I'm tearing up thinking of it. I mean...I mean...there are not enough words for this. She says that she told him it "was time to step up" and take care of this. She offered to go with me to the appointment and that she'd call and MAKE the appointment herself, since the doctor is already familiar with her. She did explain that dad wasn't comfortable talking to me about it, because....well, I don't actually remember. I was too busy crying, again....(which he had mentioned) to really keep up.
I called dad after. My opening sentence was, "You are a strange little man." Which is true. Then I said thank you, which seems so woefully inadquate. I mean it's just not ever going to be enough. But I tried.

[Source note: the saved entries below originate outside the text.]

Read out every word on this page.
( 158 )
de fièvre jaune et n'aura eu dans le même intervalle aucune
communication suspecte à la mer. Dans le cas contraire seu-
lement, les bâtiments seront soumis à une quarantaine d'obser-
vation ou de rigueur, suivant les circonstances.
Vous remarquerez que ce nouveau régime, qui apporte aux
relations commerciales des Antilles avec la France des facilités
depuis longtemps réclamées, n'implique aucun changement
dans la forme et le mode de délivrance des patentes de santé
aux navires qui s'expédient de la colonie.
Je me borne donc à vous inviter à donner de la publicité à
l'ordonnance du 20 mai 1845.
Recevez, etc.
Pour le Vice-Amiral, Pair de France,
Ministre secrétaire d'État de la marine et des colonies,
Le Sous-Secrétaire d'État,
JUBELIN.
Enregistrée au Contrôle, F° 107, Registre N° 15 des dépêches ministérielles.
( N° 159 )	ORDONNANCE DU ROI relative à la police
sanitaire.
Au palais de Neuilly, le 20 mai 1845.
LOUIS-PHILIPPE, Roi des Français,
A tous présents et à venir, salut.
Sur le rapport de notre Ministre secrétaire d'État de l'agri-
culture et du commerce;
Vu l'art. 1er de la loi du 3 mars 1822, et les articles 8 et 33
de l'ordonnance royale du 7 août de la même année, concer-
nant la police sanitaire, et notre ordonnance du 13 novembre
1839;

Then I ate my dinner and watched my shows. And in the background of my brain? "I'm going to ...." and I stop. Cause I just can't believe it's true. That it's possible. That its even within the boundaries of my reality. I will probably not believe it until someone puts a mask over my face and knocks me unconscious and I wake up from that....free.
Cause having this problem is to be chained. Mentally tied up in knots, in ways you didn't even know you were tied up. And to have someone come along and just unlock that....is freedom. I still can't concieve of the concept.
To say I'm tired is an understatement. It's been an exhausting day, an exhausting week. I'm crying, again, from hope and gratitude. I should probably go right off the internet and just go to bed. *wipes tears* G'night.